AI dénonce les représailles sanglantes et les disparitions

Londres/Berne/Kigali, 19février(APIC) Au Rwanda, représailles sanglantes,

assassinats et disparitions sont plus que jamais à l’ordre du jour, dénonce

l’organisation de défense des droits de l’homme « Amnesty International »,

dans un communiqué publié mercredi à Londres et à Berne.
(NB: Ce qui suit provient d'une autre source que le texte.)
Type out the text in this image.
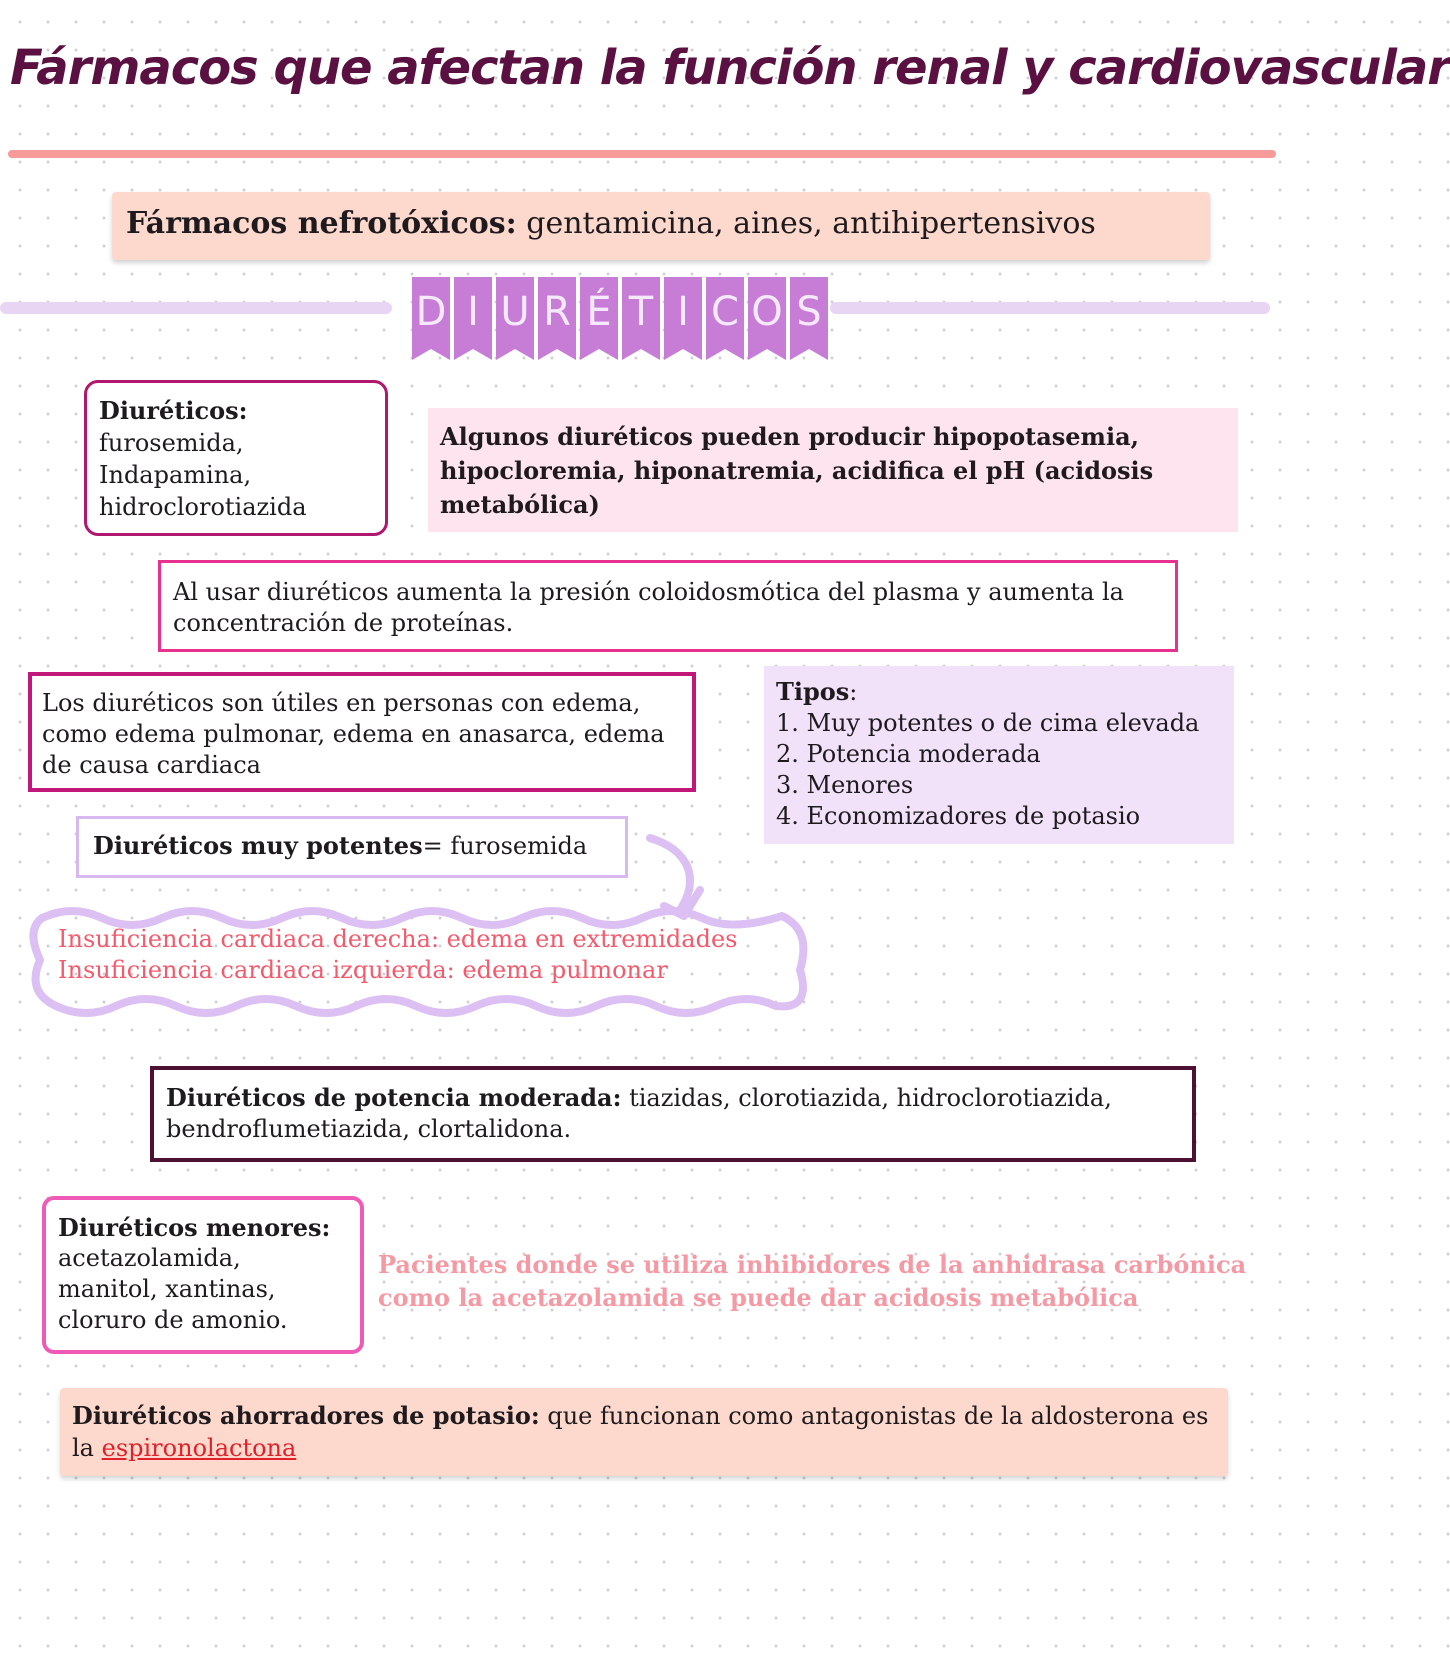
Fármacos que afectan la función renal y cardiovascular
Fármacos nefrotóxicos: gentamicina, aines, antihipertensivos
D I U R É T I C O S
Diuréticos:
furosemida,
Indapamina,
hidroclorotiazida
Algunos diuréticos pueden producir hipopotasemia, hipocloremia, hiponatremia, acidifica el pH (acidosis metabólica)
Al usar diuréticos aumenta la presión coloidosmótica del plasma y aumenta la concentración de proteínas.
Los diuréticos son útiles en personas con edema, como edema pulmonar, edema en anasarca, edema de causa cardiaca
Tipos:
1. Muy potentes o de cima elevada
2. Potencia moderada
3. Menores
4. Economizadores de potasio
Diuréticos muy potentes= furosemida
Insuficiencia cardiaca derecha: edema en extremidades
Insuficiencia cardiaca izquierda: edema pulmonar
Diuréticos de potencia moderada: tiazidas, clorotiazida, hidroclorotiazida, bendroflumetiazida, clortalidona.
Diuréticos menores:
acetazolamida,
manitol, xantinas,
cloruro de amonio.
Pacientes donde se utiliza inhibidores de la anhidrasa carbónica como la acetazolamida se puede dar acidosis metabólica
Diuréticos ahorradores de potasio: que funcionan como antagonistas de la aldosterona es la espironolactona
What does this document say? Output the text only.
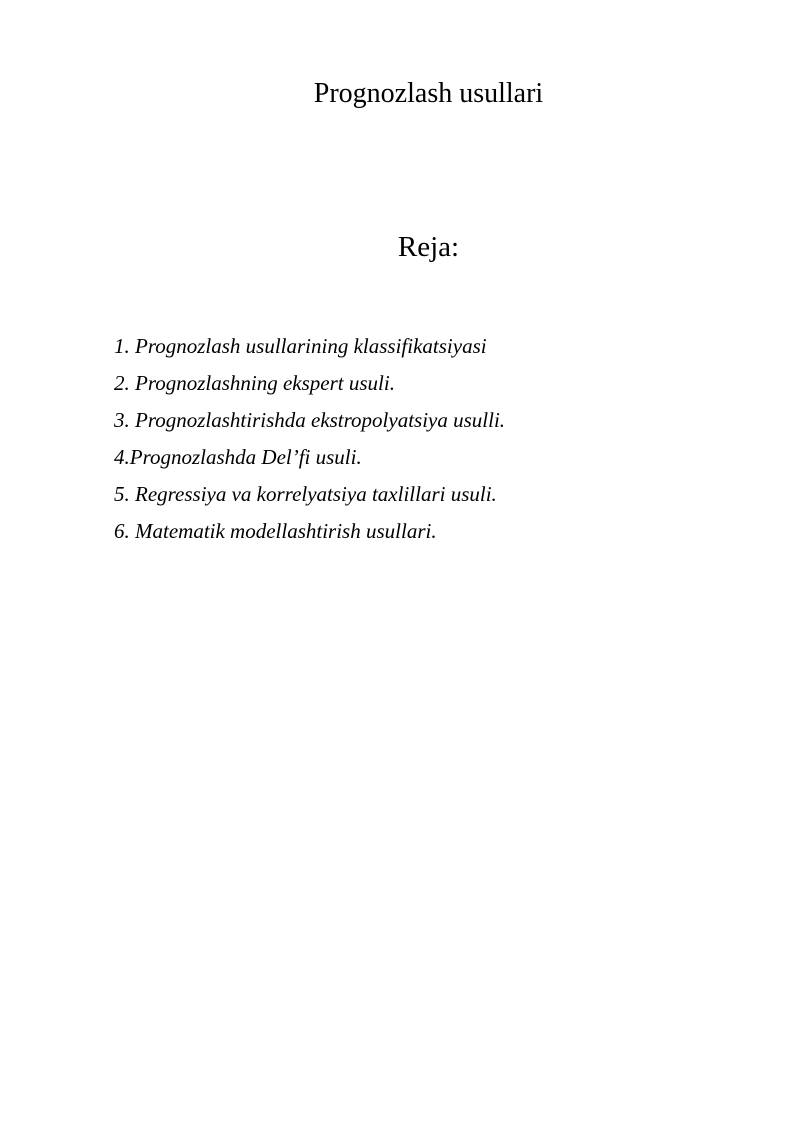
Prognozlash usullari
Reja:
1. Prognozlash usullarining klassifikatsiyasi
2. Prognozlashning ekspert usuli.
3. Prognozlashtirishda ekstropolyatsiya usulli.
4.Prognozlashda Del’fi usuli.
5. Regressiya va korrelyatsiya taxlillari usuli.
6. Matematik modellashtirish usullari.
Ces tueries – qui ont certainement déjà fait plusieurs centaines de

morts depuis le début de l’année – sont le fait de l’Armée patriotique

rwandaise APR sous les ordres du gouvernement en place à Kigali, ainsi que

de civils armés, ex-membres des FAR, les forces armées rwandaises de l’ancien régime, ou des milices hutus Interahamwe. Des rescapés du génocide de

1994 ont participé aussi à des massacres de réfugiés de retour du Zaïre.
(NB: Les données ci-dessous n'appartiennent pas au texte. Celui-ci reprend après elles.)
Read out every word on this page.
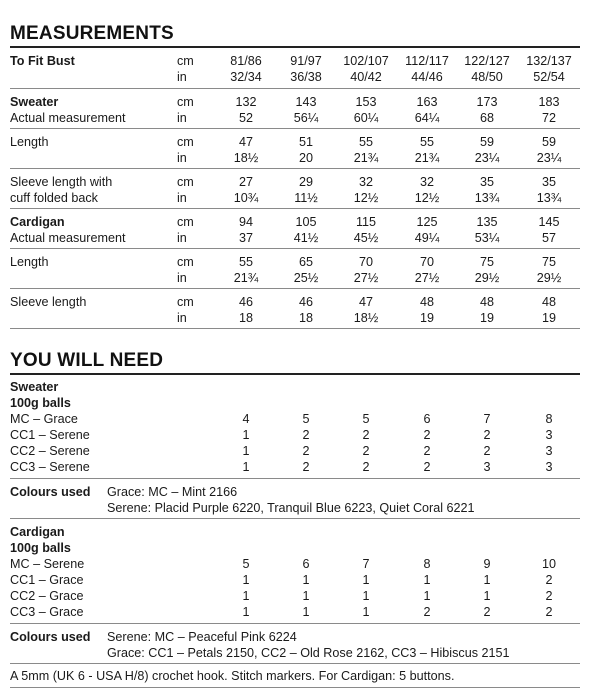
MEASUREMENTS
To Fit Bust	cm	81/86	91/97	102/107	112/117	122/127	132/137
in	32/34	36/38	40/42	44/46	48/50	52/54
Sweater	cm	132	143	153	163	173	183
Actual measurement	in	52	56¼	60¼	64¼	68	72
Length	cm	47	51	55	55	59	59
in	18½	20	21¾	21¾	23¼	23¼
Sleeve length with	cm	27	29	32	32	35	35
cuff folded back	in	10¾	11½	12½	12½	13¾	13¾
Cardigan	cm	94	105	115	125	135	145
Actual measurement	in	37	41½	45½	49¼	53¼	57
Length	cm	55	65	70	70	75	75
in	21¾	25½	27½	27½	29½	29½
Sleeve length	cm	46	46	47	48	48	48
in	18	18	18½	19	19	19
YOU WILL NEED
Sweater
100g balls
MC – Grace	4	5	5	6	7	8
CC1 – Serene	1	2	2	2	2	3
CC2 – Serene	1	2	2	2	2	3
CC3 – Serene	1	2	2	2	3	3
Colours used Grace: MC – Mint 2166
Serene: Placid Purple 6220, Tranquil Blue 6223, Quiet Coral 6221
Cardigan
100g balls
MC – Serene	5	6	7	8	9	10
CC1 – Grace	1	1	1	1	1	2
CC2 – Grace	1	1	1	1	1	2
CC3 – Grace	1	1	1	2	2	2
Colours used Serene: MC – Peaceful Pink 6224
Grace: CC1 – Petals 2150, CC2 – Old Rose 2162, CC3 – Hibiscus 2151
A 5mm (UK 6 - USA H/8) crochet hook. Stitch markers. For Cardigan: 5 buttons.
Le rapport d’Amnesty International se base sur les constatations effectuées sur place par une mission d’enquête d’AI qui vient de rentrer du

Rwanda. AI souligne que depuis le retour forcé au Rwanda en novembre et décembre dernier de plus d’un million de réfugiés en provenance du Zaïre et

de la Tanzanie, les cas de violations de droits de l’homme au Rwanda ont

augmenté de façon significative.

La délégation d’AI relève une augmentation notoire des exécutions extrajudiciaires commises par l’Armée patriotique rwandaise, en particulier dans

le cadre de mesures de représailles. A ces assassinats commis par les troupes gouvernementales s’ajoutent les massacres indiscriminés de civils par

des bandes armées, vraisemblablement composées d’ex-membres des FAR et des

Interahamwe.

La majorité des victimes: des civils désarmés

Les meurtres de Hutus par des Tutsis et la pratique des « disparitions »
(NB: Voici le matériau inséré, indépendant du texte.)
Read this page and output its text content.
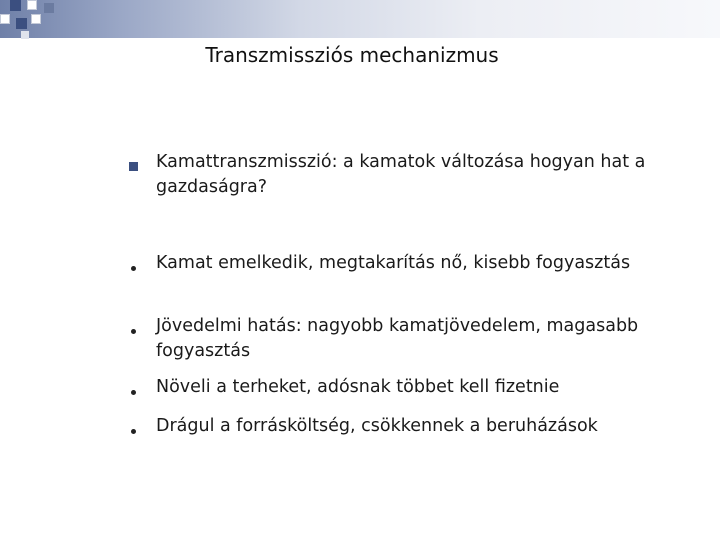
Transzmissziós mechanizmus
Kamattranszmisszió: a kamatok változása hogyan hat a gazdaságra?
Kamat emelkedik, megtakarítás nő, kisebb fogyasztás
Jövedelmi hatás: nagyobb kamatjövedelem, magasabb fogyasztás
Növeli a terheket, adósnak többet kell fizetnie
Drágul a forrásköltség, csökkennek a beruházások
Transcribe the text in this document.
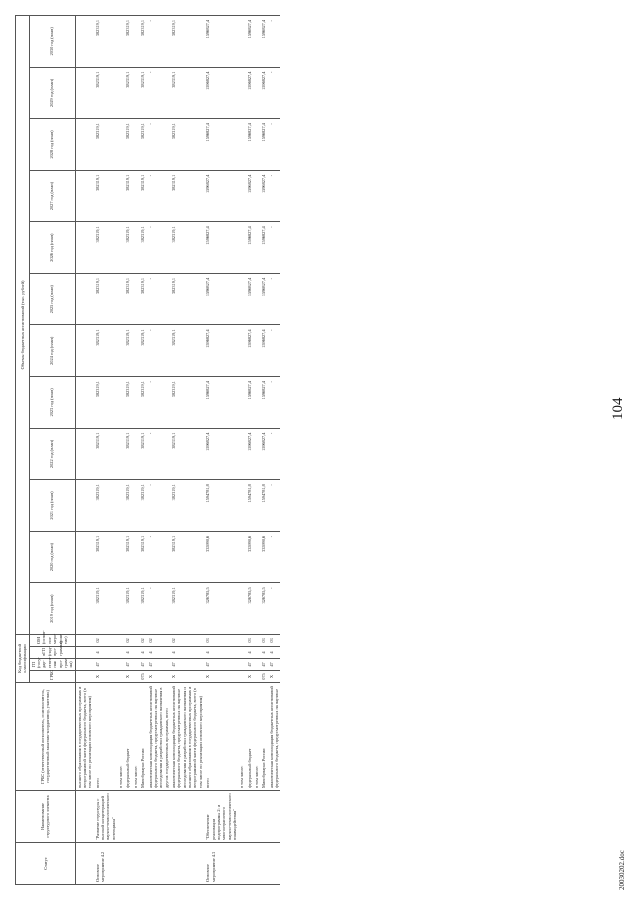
Статус	Наименование структурного элемента	ГРБС (ответственный исполнитель, соисполнитель, государственный заказчик-координатор, участник)	Код бюджетной классификации				Объемы бюджетных ассигнований (тыс. рублей)											
			ГРБС	ГП (госу-дар-ствен-ная про-грам-ма)	пГП (под-про-грамма)	ОМ (основ-ное меро-прия-тие)	2019 год (план)	2020 год (план)	2021 год (план)	2022 год (план)	2023 год (план)	2024 год (план)	2025 год (план)	2026 год (план)	2027 год (план)	2028 год (план)	2029 год (план)	2030 год (план)
		высшего образования в государственных программах и непрограммной части федерального бюджета, всего (в том числе по реализации основного мероприятия)																
Основное мероприятие 4.2	"Развитие структуры с высокой концентрацией научно-технологического потенциала"	всего	X	47	4	02	382319,1	382319,1	382319,1	382319,1	382319,1	382319,1	382319,1	382319,1	382319,1	382319,1	382319,1	382319,1
		в том числе:																
		федеральный бюджет	X	47	4	02	382319,1	382319,1	382319,1	382319,1	382319,1	382319,1	382319,1	382319,1	382319,1	382319,1	382319,1	382319,1
		в том числе:																
		Минобрнауки России	075	47	4	02	382319,1	382319,1	382319,1	382319,1	382319,1	382319,1	382319,1	382319,1	382319,1	382319,1	382319,1	382319,1
		аналитическая консолидация бюджетных ассигнований федерального бюджета, предусмотренных на научные исследования и разработки гражданского назначения в других государственных программах, всего	X	47	4	02	-	-	-	-	-	-	-	-	-	-	-	-
		аналитическая консолидация бюджетных ассигнований федерального бюджета, предусмотренных на научные исследования и разработки гражданского назначения и высшего образования в государственных программах и непрограммной части федерального бюджета, всего (в том числе по реализации основного мероприятия)	X	47	4	02	382319,1	382319,1	382319,1	382319,1	382319,1	382319,1	382319,1	382319,1	382319,1	382319,1	382319,1	382319,1
Основное мероприятие 4.3	"Обеспечение реализации подпрограммы 2: и многоотраслевого научно-технологического взаимодействия"	всего	X	47	4	03	326785,5	335990,6	1594781,8	1596827,4	1596827,4	1596827,4	1596827,4	1596827,4	1596827,4	1596827,4	1596827,4	1596827,4
		в том числе:																
		федеральный бюджет	X	47	4	03	326785,5	335990,6	1594781,8	1596827,4	1596827,4	1596827,4	1596827,4	1596827,4	1596827,4	1596827,4	1596827,4	1596827,4
		в том числе:																
		Минобрнауки России	075	47	4	03	326785,5	335990,6	1594781,8	1596827,4	1596827,4	1596827,4	1596827,4	1596827,4	1596827,4	1596827,4	1596827,4	1596827,4
		аналитическая консолидация бюджетных ассигнований федерального бюджета, предусмотренных на научные	X	47	4	03	-	-	-	-	-	-	-	-	-	-	-	-
104
20030202.doc
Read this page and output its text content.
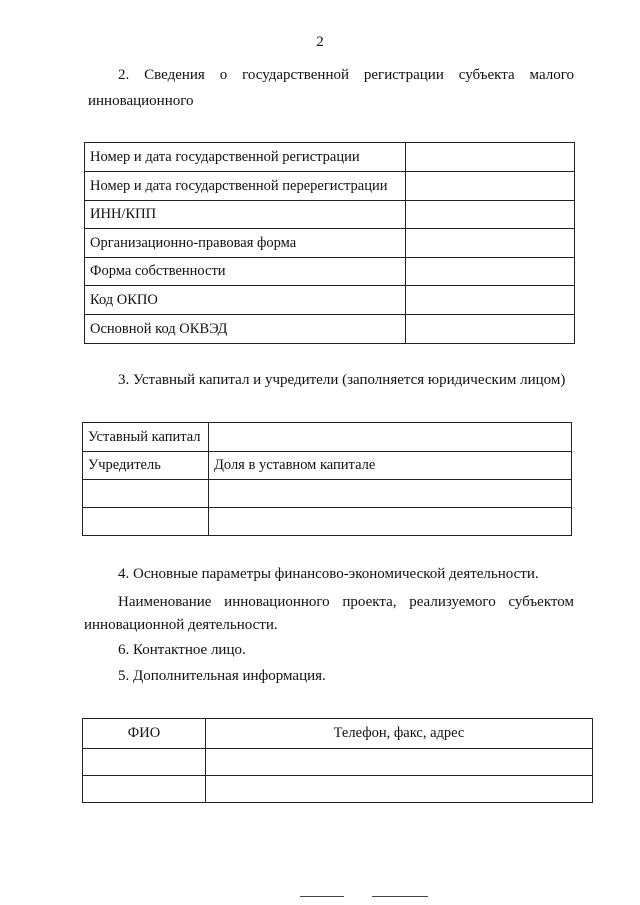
2

2. Сведения о государственной регистрации субъекта малого

инновационного

Номер и дата государственной регистрации	
Номер и дата государственной перерегистрации	
ИНН/КПП	
Организационно-правовая форма	
Форма собственности	
Код ОКПО	
Основной код ОКВЭД	

3. Уставный капитал и учредители (заполняется юридическим лицом)

Уставный капитал	
Учредитель	Доля в уставном капитале

4. Основные параметры финансово-экономической деятельности.

Наименование инновационного проекта, реализуемого субъектом

инновационной деятельности.

6. Контактное лицо.

5. Дополнительная информация.

ФИО	Телефон, факс, адрес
sont aujourd’hui monnaie courante, affirme AI. Ainsi, le 25 janvier à Kinigi, dans la région de Ruhengeri, dans le nord-ouest du pays, au moins 20

Tutsis ont été massacrés vraisemblablement par des soldats de l’ancienne

armée rwandaise. Le lendemain, en guise de représailles, 140 personnes ont

été tuées par des Tutsis armés, sans que les soldats de l’APR présents dans

la zone n’interviennent pour protéger les victimes.

Les délégués d’Amnesty International affirment qu’au Rwanda, on assiste

quasiment chaque jour à des règlements de compte sanglants, surtout dans

les régions nord et ouest. La majorité des victimes sont des civils désarmés, dont des enfants. La récente escalade de la violence est liée au retour au pays de plus d’un million de réfugiés, dont nombre d’entre eux sont

soupçonnés d’avoir pris part au génocide perpétré en 1994 contre les Tutsis

et les Hutus modérés.

Plusieurs membres des ex-FAR, récemment rentrés du Zaïre, ont été assassinés, dans certains cas alors qu’ils étaient détenus, dans d’autres cas

dans leur propre maison. Plusieurs ont été tués avec les membres de leur

famille, femmes et enfants compris.

Des organisations internationales dans le collimateur

AI affirme que la peur est très sensible aujourd’hui au Rwanda; les gens

n’osent plus voyager dans certaines régions. Des cas de meurtres non

éclaircis et de « disparitions » sont même signalés dans la capitale Kigali.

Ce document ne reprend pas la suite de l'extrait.